The parity claim is per-entry, not global. Speed gates below are PipelinedBench greedy token-match runs on the same iPhone 17 Pro (iOS 27.0 24A5355q); quality runs are the full 596-item battery on the Mac engine (macOS 27 beta3 26A5378j, b2 toolchain, 2026-07-12/13).
| entry | device speed gate | note |
|---|---|---|
| LFM2.5-1.2B | nat 24/24 · oracle 24/24 | ship int8hu bundle |
| Granite-4.0-H-1B | nat 24/24 · oracle 24/24 | ship int8hu bundle |
| Youtu-LLM-2B | nat 16/16 · oracle 16/16 | fp32-HF-anchored expected tokens |
| Qwen3.5-4B | 24/24 | Mac-engine-anchored expected tokens |
| Gemma 4 E2B (QAT int4) | 8/8 | chat-format greedy, PLE tables bound on-device |
| Qwen3.5-0.8B / 2B | port-time token-exact gate | tok/s from earlier verified device runs (zoo recipe notes), not re-run on 24A5355q |
| Apple FM | n/a | system model via public API; no artifact to gate |
Raw per-item outputs (model answers + our scores, no benchmark questions redistributed) are
published in the results dataset
under raw/, so every number on this page can be re-scored independently.
The published dataset ships results only — scores, counts, and confidence intervals. Benchmark questions and gold answers are not redistributed; each benchmark keeps its own license: IFEval (Apache-2.0), MMLU-Pro (MIT), MATH-500 (MIT, from the Hendrycks MATH set). GPQA-Diamond is excluded from this tier entirely (floor effect at ≤1B, and its gated terms of use). The results tables are published under CC-BY-4.0 as a Hugging Face dataset.
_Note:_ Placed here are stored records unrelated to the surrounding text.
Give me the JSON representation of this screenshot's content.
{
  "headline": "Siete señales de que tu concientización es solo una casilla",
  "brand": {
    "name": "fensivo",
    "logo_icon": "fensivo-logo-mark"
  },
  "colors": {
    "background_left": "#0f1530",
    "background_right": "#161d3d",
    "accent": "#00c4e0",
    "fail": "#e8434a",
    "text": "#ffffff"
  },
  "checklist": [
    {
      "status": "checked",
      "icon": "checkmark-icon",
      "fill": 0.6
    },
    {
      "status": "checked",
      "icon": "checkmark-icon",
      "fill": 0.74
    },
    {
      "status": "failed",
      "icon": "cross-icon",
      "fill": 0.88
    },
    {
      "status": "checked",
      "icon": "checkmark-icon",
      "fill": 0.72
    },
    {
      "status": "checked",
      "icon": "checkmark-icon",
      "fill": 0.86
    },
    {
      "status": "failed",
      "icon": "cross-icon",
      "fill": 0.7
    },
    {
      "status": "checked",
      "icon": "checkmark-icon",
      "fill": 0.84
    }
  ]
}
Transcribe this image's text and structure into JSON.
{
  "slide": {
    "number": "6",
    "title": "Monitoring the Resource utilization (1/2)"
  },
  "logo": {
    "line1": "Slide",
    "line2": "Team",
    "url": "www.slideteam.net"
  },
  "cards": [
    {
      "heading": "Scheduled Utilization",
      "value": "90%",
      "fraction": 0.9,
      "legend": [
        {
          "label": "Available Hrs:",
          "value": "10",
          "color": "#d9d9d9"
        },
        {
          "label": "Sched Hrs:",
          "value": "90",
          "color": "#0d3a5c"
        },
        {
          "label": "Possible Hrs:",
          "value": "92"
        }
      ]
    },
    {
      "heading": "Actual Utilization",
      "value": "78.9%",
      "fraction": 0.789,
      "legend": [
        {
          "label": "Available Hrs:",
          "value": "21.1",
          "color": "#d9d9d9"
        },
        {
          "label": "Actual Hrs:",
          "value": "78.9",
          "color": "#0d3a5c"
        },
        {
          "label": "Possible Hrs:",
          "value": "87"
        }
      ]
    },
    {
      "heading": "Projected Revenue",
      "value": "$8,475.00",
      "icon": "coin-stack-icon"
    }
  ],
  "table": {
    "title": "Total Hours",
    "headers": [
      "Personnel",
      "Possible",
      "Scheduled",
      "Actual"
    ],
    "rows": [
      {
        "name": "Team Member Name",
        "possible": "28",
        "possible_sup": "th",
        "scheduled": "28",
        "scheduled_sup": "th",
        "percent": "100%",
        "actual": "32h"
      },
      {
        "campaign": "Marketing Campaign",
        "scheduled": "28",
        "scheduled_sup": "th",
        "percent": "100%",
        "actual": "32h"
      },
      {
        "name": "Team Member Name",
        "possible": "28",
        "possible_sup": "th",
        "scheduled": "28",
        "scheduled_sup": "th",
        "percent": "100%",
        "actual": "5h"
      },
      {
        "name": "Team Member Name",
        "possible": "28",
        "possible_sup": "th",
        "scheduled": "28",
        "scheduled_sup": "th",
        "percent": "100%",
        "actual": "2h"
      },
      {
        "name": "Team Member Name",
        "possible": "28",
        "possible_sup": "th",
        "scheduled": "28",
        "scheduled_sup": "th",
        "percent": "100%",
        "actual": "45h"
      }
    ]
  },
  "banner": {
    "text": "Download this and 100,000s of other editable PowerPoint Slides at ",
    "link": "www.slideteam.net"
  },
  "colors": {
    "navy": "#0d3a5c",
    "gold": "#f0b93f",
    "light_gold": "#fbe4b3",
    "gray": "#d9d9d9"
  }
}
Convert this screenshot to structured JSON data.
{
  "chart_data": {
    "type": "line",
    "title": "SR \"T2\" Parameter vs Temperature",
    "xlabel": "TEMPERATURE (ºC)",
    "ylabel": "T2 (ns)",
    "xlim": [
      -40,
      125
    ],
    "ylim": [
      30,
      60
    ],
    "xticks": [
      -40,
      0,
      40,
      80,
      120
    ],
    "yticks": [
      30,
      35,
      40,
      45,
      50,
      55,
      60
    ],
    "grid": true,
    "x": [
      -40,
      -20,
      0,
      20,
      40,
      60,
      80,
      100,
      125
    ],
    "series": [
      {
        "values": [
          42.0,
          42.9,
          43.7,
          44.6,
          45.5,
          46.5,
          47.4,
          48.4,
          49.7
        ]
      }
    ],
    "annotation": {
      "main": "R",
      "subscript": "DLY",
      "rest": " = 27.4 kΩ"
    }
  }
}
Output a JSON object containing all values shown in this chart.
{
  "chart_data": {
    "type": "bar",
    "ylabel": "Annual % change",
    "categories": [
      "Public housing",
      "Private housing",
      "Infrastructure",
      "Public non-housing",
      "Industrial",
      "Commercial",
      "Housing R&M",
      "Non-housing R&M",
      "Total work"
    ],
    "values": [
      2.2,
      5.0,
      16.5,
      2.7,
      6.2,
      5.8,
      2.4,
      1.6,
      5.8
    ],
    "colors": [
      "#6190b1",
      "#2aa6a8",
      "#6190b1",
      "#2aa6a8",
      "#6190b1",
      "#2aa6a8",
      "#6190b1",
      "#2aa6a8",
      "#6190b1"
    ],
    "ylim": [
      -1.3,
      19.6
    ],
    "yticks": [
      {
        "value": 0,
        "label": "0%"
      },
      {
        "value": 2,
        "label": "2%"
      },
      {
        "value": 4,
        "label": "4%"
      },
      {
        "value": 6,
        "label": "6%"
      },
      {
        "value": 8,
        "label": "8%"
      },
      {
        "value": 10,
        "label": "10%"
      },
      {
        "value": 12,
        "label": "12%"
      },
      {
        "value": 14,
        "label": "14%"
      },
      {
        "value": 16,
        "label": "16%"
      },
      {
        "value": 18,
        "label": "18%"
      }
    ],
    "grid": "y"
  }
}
The measuring box is on macOS 27 beta3, which requires b2-versioned IR; pre-2026-07-09
bundles are un-loadable. Every entry's ① bundle is re-exported locally with the b2
toolchain via the zoo's own recipe (zoo_convert.py) — bit-identical weights, just
re-emitted IR.
Draft, v0. This page is the authoritative statement of method; the board links here from its footnotes.